The most public -- and absurd -- salvo in the modern day war was Donald Trump's declaration that women should be punished for having an abortion, when and if the procedure is outlawed in America. Trump later tried to walk that absurdity back, but recordings don't lie. Undaunted, as only a genuine psychopath can be, he then accused MSNBC of editing the recorded program.

Outrage flew at Trump from all directions, except from the women in his life, who apparently sold their souls long ago. Even Ted Cruz thought Trump went too far. When a man who appears to support the death penalty for physicians performing abortions thinks you've gone too far, you've really outdone yourself. Trump is in a class(less) by himself.

But this political circus is of little consequence when compared to the persistent Christian legal assault on women's rights. The recent Supreme Court case, Zubik v. Burwell, seeks to extend the notion of religious "freedom" to the borders of holy anarchy. The case is essentially an effort to expand the notion of religious "burden" as declared in the 1993 Religious Freedom Restoration Act (RFRA). The plaintiffs claim that by opting out of providing contraceptive coverage, as required by the Affordable Care Act, religious organizations are complicit in committing a sin. This seems rather like claiming that you lose your virginity by merely having to say "no."

"Restoration" clearly implies that something has been lost. Precisely what was "lost" has never been declared. A more accurate name for the legislation might be the Religious Imposition on Everybody Else Act. The pious plaintiffs in the case seek to redefine a religious burden as anything a religious person might claim as a burden, unless of course they don't like your particular religion (or lack of religion), in which case you are out of luck.

A similar legal extension of piety is found in the Whole Woman's Health v. Hellerstedt case. Here, the State of Texas pretended to make women's lives better by making abortion far more difficult to access. The arguments in the Supreme Court could have been on Saturday Night Live. The lawyers for the State of Texas had to pretend that the Texas law really -- really, really, cross my heart and hope to die -- wasn't about pro-life forces who are trying the same dishonest trick in many states across America.

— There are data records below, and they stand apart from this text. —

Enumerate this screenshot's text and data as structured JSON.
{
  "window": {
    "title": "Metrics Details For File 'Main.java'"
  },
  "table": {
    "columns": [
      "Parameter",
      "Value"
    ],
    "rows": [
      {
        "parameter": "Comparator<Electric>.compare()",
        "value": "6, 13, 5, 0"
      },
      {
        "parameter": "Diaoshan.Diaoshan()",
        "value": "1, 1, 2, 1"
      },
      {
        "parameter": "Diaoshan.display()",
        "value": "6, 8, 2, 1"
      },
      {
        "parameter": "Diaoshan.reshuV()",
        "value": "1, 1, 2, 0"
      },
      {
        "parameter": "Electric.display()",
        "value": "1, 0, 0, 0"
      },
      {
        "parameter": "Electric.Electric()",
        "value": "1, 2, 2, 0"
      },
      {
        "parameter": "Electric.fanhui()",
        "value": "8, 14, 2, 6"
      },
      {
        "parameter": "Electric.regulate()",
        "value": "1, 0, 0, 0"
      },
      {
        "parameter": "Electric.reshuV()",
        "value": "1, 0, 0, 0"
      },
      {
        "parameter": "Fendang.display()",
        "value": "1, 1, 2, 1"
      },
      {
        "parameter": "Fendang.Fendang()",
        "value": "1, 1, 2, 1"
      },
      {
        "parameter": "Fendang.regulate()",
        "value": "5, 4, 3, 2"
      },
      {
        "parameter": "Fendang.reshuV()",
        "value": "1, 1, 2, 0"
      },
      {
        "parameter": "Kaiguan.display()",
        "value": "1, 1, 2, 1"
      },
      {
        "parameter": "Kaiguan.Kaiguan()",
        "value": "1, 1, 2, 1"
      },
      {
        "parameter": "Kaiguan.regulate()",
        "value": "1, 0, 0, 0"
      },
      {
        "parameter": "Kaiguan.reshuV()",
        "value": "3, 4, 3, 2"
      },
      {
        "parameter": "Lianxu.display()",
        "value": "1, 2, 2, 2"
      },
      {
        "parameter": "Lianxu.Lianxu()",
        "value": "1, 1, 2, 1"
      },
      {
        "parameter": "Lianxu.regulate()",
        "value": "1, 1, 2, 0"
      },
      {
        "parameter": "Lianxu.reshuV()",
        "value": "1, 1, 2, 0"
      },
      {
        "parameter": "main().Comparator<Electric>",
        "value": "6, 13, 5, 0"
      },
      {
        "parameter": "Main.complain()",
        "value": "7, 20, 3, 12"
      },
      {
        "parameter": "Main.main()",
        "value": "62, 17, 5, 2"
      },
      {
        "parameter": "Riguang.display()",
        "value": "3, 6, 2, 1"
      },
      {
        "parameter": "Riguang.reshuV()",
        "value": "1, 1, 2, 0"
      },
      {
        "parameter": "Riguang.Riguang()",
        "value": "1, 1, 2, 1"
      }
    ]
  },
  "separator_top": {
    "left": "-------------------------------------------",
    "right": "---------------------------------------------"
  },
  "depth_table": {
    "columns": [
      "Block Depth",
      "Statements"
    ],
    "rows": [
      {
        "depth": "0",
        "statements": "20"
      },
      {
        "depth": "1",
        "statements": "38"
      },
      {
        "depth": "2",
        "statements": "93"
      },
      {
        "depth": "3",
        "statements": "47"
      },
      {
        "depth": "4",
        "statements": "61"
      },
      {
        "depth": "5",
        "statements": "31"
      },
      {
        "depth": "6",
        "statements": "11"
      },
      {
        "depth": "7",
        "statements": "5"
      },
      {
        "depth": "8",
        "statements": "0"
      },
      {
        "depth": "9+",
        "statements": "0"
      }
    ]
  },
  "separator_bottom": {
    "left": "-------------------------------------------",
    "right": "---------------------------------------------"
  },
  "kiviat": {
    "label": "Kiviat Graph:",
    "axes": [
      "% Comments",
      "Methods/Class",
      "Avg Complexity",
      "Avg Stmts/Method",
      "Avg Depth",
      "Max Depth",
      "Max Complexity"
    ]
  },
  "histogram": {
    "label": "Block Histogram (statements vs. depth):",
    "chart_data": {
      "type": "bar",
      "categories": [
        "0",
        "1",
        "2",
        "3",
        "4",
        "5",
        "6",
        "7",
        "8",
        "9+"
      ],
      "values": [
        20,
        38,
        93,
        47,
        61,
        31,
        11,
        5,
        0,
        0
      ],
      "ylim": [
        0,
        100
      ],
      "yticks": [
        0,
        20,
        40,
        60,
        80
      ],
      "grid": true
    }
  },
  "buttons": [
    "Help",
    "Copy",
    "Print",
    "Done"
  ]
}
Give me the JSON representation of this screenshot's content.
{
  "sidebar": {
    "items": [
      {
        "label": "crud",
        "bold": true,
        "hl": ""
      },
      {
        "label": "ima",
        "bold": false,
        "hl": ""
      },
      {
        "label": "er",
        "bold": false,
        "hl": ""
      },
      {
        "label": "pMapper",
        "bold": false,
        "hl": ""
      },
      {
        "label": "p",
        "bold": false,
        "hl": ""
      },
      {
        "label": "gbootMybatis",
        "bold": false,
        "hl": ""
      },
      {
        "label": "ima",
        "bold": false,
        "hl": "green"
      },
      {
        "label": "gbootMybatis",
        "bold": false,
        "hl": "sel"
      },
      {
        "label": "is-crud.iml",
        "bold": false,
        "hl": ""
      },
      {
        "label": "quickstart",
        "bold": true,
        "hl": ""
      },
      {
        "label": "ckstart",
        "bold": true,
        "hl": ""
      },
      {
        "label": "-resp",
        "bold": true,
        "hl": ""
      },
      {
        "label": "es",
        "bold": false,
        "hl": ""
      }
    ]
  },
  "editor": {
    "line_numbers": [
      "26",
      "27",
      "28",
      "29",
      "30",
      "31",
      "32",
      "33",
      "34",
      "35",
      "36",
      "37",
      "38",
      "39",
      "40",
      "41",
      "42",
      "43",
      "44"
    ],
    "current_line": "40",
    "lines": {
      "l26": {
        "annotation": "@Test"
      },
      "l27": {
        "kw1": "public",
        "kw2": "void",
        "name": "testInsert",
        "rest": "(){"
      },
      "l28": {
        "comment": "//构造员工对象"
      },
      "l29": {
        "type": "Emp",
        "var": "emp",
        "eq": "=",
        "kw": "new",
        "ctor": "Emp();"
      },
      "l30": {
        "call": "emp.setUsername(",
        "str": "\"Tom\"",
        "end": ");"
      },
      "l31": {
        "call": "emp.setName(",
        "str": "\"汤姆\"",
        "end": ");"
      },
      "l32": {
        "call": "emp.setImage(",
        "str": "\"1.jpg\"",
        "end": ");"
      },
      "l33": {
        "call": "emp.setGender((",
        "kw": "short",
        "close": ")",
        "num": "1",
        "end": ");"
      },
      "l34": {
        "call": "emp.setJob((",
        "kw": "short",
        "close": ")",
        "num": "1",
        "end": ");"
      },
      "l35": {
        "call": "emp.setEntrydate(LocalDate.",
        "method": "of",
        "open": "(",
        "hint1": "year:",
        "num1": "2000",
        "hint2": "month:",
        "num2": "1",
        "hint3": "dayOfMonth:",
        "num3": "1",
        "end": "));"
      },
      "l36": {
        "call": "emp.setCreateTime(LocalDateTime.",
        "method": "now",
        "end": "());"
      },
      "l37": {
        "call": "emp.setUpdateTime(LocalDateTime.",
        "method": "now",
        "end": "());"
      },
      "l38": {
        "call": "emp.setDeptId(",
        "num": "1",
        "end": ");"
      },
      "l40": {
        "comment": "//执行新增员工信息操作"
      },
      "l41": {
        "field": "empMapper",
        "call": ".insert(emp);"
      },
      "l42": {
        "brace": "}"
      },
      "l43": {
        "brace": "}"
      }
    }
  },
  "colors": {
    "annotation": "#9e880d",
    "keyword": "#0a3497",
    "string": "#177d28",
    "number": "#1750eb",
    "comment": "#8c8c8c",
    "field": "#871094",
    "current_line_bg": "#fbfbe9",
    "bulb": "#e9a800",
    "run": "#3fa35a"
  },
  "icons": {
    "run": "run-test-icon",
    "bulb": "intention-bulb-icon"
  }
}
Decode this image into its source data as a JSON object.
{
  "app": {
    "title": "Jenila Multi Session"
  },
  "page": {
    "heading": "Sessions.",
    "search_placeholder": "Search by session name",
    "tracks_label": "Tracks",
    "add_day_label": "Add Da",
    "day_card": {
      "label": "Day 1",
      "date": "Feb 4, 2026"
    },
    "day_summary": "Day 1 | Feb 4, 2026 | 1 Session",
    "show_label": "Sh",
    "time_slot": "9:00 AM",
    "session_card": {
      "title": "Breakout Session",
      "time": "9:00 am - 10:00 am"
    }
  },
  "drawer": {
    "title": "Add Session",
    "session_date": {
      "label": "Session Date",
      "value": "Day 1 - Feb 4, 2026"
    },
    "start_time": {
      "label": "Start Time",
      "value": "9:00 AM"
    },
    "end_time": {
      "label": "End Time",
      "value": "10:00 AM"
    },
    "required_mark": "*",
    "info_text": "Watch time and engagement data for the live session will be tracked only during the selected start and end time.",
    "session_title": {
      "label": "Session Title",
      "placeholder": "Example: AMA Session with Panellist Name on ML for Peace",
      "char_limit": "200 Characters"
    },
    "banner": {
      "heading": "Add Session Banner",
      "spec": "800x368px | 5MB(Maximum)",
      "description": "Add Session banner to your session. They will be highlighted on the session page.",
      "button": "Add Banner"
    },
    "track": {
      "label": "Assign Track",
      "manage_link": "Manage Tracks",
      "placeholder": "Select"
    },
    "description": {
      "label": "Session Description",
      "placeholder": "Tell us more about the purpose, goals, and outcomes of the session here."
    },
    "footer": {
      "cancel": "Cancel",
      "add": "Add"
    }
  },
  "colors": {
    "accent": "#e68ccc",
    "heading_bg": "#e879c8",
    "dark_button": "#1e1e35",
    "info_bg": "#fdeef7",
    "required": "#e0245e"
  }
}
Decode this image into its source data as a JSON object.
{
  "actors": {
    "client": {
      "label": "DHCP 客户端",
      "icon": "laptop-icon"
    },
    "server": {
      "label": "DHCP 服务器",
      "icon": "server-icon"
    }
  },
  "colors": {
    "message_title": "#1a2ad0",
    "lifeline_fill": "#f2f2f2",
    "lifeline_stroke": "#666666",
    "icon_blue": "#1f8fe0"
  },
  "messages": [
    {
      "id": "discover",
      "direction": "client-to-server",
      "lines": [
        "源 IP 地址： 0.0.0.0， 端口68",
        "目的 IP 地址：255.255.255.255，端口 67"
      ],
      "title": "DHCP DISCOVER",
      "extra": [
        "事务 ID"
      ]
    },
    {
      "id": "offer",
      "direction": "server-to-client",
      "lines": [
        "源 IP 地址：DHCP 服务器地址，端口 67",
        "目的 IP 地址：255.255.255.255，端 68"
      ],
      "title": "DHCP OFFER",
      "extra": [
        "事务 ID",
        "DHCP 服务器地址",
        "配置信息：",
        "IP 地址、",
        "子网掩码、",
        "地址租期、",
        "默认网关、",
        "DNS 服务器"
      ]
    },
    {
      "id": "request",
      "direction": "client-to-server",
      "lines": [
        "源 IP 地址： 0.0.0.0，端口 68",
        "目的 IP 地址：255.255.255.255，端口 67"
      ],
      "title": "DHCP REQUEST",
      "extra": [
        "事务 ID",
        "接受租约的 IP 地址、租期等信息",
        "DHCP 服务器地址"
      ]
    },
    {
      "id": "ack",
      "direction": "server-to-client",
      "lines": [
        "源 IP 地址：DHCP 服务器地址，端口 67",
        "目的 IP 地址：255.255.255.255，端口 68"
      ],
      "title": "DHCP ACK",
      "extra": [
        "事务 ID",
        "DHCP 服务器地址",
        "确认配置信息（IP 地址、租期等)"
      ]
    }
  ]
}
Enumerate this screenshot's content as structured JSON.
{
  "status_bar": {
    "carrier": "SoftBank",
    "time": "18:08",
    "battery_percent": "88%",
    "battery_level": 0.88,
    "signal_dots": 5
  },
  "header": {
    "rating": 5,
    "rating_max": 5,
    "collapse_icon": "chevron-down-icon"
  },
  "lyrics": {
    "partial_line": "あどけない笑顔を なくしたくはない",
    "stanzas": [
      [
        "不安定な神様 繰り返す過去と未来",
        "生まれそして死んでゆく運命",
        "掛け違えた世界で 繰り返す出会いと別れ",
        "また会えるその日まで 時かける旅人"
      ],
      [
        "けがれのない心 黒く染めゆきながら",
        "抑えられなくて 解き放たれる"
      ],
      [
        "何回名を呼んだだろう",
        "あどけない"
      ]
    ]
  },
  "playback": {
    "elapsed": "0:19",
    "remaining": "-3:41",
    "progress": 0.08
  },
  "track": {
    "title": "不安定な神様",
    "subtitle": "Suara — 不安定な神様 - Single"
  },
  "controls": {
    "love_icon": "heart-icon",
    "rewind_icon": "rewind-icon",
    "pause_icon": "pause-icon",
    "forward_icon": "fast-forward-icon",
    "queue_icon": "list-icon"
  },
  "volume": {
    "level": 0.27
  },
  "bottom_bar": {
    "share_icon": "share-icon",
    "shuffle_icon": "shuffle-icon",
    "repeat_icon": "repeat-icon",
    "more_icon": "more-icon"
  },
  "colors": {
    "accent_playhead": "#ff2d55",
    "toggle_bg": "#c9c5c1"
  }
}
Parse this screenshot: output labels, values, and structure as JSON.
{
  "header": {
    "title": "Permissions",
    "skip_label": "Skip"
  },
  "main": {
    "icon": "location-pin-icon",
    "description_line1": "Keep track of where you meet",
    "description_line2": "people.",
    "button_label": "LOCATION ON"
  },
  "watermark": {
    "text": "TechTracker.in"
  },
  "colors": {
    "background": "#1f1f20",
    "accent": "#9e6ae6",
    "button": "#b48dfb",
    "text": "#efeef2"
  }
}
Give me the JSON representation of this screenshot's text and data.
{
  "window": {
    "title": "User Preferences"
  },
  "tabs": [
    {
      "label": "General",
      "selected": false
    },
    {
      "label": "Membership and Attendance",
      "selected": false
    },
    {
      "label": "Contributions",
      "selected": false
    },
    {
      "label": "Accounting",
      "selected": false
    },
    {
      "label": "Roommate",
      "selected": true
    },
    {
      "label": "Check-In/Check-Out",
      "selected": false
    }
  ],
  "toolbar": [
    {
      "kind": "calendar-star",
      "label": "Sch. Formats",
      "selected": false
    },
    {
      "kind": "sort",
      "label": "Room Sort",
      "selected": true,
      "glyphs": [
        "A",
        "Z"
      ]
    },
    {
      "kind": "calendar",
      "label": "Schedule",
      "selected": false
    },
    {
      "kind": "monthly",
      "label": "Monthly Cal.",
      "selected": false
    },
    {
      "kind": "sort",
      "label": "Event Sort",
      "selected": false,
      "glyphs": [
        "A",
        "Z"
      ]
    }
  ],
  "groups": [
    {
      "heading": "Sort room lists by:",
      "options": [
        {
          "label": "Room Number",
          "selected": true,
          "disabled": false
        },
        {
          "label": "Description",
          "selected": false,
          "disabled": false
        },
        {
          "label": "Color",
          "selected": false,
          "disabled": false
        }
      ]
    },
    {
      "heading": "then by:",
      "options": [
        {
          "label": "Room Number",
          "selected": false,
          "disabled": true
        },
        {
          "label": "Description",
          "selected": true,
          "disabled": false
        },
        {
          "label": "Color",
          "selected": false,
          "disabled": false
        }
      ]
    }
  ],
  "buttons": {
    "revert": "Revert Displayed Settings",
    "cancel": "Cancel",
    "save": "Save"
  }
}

For decades -- no, centuries -- er, millennia, men have sought to control women and their bodies. The vast majority of right-to-life leaders are men. All of the male, conservative Supreme Court justices cavalierly moralize about women's bodies and reproductive choices. Why not? These matters have no impact on them -- or other men. Women bear children, take the lioness's share of birth control responsibility, do the lioness's share of childcare, and deal with all the ramifications of unwanted pregnancy. But men, particularly pious men, oppose both the ability to prevent a pregnancy and the right to deal with it thereafter. And let us not forget that far too often single mothers not only have to bear and care for their babies, they have to do it on wages that are only 79 percent of the pay received by the men who abandoned them.

Three in 10 women have abortions at some point in their lives. If I were an investigative reporter, I'd be scouring the landscape to see how many abortions have occurred among the women in the lives of the hypocritical men in the right to life movement. I would bet the ranch that the serial misogynist Trump has left more than one woman to deal with an unwanted pregnancy. I would place a similar wager about the women in the lives of Cruz, Kasich and all the other sanctimonious candidates who fell off the clown bus this year.

This entire "war" is designed to impose a Christian morality on all citizens. Non-religious employees of quasi-religious organizations have no rights, according to the religious soldiers. If religious conservatives had their way, a Christian morality about abortion would be imposed on all women. Justice Sonia Sotomayor offered the gem of the year in the Zubik v. Burwell case. "Catholic women don't use birth control anyway (wink, wink), so they would never opt-in to the services provided by a third party once the organization opts out. So what is this case about anyway?" She knows that the case is not about religious freedom at all. It's part of an insidious rightwing, religious crusade.

Despite the fact that the vast majority of women, including Catholic women (86 percent of Catholic women, according to several surveys), use birth control, the zealous male protectors of female morality preach abstinence as the only moral way to limit reproduction. How 'bout we take them at their word?

To all the women whose moralizing husbands would deny reproductive rights to others, try this: "Not tonight, honey. I've got a headache, and you're causing it." Maybe after a few months they'll see things a little differently. After all, abstinence makes the heart grow fonder.